Meta Prophet (best) provided a robust, interpretable time series forecasting approach that modeled Gold prices’ underlying trends and seasonal effects. It enhanced the prediction pipeline by offering a complementary, domain-informed perspective beyond classical regression techniques.

Visualization and User Interaction

I also developed a dynamic visualization dashboard using Plotly, enabling interactive exploration of predicted prices over a specified future horizon. Users can input starting dates and base price levels to customize forecasts.

The interactive chart displays predicted Gold price movements over the next 24 hours, with 5-minute granularity. Features include:

  • Clean, responsive time axis with readable date and time labels
  • Price lines clearly depicting forecast trends
  • Hover tooltips providing detailed price information at each timestamp

This visualization empowers users to gain intuitive insights into forecasted price behavior and supports informed decision-making.

Challenges and Insights

Working with high-frequency financial data for predicting Gold vs Dollar prices presented several challenges:

  • Managing precise timestamp conversions and ensuring consistent scaling across datasets.
  • Dealing with noisy and volatile price signals, which can confuse predictive models and reduce accuracy.
  • Balancing model complexity to avoid overfitting, while still capturing meaningful patterns for better generalization.
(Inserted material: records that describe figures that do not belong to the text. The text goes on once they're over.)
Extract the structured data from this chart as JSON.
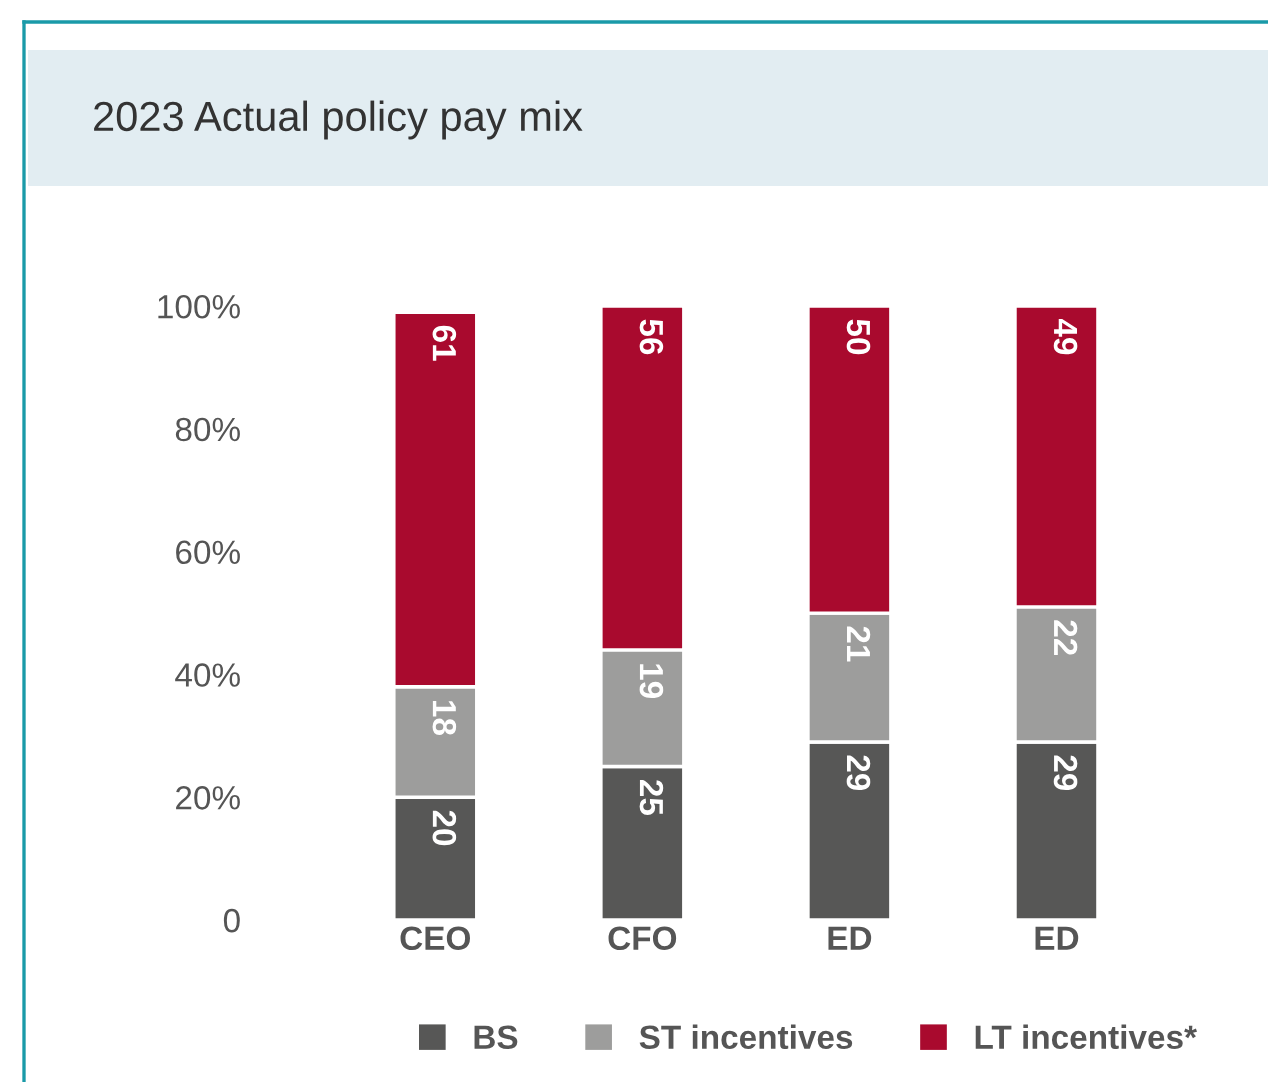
{
  "chart_data": {
    "type": "bar",
    "title": "2023 Actual policy pay mix",
    "stacked": true,
    "categories": [
      "CEO",
      "CFO",
      "ED",
      "ED"
    ],
    "series": [
      {
        "name": "BS",
        "color": "#575756",
        "values": [
          20,
          25,
          29,
          29
        ]
      },
      {
        "name": "ST incentives",
        "color": "#9d9d9c",
        "values": [
          18,
          19,
          21,
          22
        ]
      },
      {
        "name": "LT incentives*",
        "color": "#a90a2e",
        "values": [
          61,
          56,
          50,
          49
        ]
      }
    ],
    "data_labels": true,
    "ylim": [
      0,
      101
    ],
    "yticks": [
      {
        "value": 0,
        "label": "0"
      },
      {
        "value": 20,
        "label": "20%"
      },
      {
        "value": 40,
        "label": "40%"
      },
      {
        "value": 60,
        "label": "60%"
      },
      {
        "value": 80,
        "label": "80%"
      },
      {
        "value": 100,
        "label": "100%"
      }
    ],
    "grid": false,
    "legend": "bottom"
  }
}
Despite these challenges, the project underscored the critical role of comprehensive data preprocessing, flexible visualization, and iterative model refinement in building effective forecasting solutions.

Among the models tested, Meta Prophet performed particularly well. This success can be attributed to its robust handling of trend changes and seasonal components inherent in financial time series, allowing it to adapt to market fluctuations without excessive manual tuning.
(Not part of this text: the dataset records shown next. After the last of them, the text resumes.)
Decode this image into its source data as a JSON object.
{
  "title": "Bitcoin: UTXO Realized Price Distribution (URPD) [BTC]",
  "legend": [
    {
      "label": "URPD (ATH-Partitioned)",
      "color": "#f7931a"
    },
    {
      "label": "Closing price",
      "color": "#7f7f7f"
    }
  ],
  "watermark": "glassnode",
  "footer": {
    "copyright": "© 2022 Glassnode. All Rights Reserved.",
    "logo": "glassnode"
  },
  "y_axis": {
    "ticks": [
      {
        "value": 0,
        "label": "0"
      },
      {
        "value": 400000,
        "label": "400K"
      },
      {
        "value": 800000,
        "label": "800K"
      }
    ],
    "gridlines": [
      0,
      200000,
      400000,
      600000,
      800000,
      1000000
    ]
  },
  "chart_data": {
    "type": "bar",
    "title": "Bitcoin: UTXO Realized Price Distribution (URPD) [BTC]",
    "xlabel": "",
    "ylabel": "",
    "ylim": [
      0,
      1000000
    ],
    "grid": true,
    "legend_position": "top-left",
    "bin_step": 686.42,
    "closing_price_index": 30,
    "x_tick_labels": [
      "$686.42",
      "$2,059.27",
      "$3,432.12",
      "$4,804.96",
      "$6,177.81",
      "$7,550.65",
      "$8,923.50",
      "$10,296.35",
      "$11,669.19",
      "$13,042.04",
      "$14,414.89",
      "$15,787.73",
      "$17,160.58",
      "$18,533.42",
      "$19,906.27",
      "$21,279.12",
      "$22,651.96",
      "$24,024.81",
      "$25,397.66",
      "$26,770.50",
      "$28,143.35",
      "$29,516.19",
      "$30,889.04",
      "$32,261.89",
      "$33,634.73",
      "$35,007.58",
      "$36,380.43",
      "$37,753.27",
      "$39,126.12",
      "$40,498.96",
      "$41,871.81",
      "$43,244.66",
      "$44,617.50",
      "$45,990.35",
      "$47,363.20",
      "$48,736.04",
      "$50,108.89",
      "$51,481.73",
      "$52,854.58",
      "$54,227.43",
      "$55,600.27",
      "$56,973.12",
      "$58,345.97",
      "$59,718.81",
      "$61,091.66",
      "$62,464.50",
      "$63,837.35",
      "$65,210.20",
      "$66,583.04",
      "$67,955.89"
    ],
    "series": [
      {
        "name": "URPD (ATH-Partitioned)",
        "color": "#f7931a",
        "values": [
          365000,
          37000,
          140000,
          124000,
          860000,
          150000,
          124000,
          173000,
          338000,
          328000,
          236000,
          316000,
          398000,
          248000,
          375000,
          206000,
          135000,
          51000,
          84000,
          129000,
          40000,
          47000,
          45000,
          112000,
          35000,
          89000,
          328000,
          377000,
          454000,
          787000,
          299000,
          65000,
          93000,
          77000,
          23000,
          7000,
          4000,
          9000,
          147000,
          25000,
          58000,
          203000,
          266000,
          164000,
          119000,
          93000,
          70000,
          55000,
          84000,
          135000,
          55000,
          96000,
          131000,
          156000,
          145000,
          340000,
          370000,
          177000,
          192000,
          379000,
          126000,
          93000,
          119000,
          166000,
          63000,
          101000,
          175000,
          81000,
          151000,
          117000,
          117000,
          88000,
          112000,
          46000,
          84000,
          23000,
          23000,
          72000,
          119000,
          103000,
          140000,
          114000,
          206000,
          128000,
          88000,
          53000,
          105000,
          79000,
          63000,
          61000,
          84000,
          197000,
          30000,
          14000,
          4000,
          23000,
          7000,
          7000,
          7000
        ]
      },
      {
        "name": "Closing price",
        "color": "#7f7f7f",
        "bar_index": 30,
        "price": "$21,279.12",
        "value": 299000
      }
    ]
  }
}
The Ordinary Least Squares (OLS) regression also showed promising results, indicating strong linear relationships in the data. Its performance is expected to improve further with increased training data, which would help the model better generalize to unseen price movements.
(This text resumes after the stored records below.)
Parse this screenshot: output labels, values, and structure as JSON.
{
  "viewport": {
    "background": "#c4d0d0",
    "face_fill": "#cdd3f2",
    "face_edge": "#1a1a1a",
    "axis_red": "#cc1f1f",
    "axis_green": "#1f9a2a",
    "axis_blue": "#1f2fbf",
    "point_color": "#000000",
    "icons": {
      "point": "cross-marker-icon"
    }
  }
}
On the other hand, Ridge and Lasso regressions did not perform as strongly in this experiment. This may be due to their sensitivity to noisy data and the limited size of the training set, suggesting that these regularization-based methods might require larger or more feature-rich datasets to unlock their full potential.

Overall, the experience highlighted that no single model is universally best; combining insights from multiple approaches and refining data quality is key to improving financial forecasting accuracy.

Future Directions

There are several promising avenues to enhance the project further:

  • Incorporate additional features such as trading volume, macroeconomic indicators, and technical analysis metrics to enrich the predictive input.
  • Develop a unified training framework that allows multiple models to be trained simultaneously on the same dataset, enabling identification of intersecting patterns and feeding these insights into a correction layer to improve overall prediction accuracy.
  • Experiment with ensemble modelling techniques to combine the strengths of diverse predictors and reduce individual model biases.
  • Implement real-time prediction pipelines and deploy forecasting as a scalable service for practical applications.
  • Explore anomaly detection methods to flag unusual market conditions that can significantly impact price forecasts.
  • In the longer term, build a custom deep learning model using TensorFlow designed specifically for Gold vs Dollar price prediction, leveraging time gaps and sequence modelling to capture complex temporal dependencies and improve forecast precision.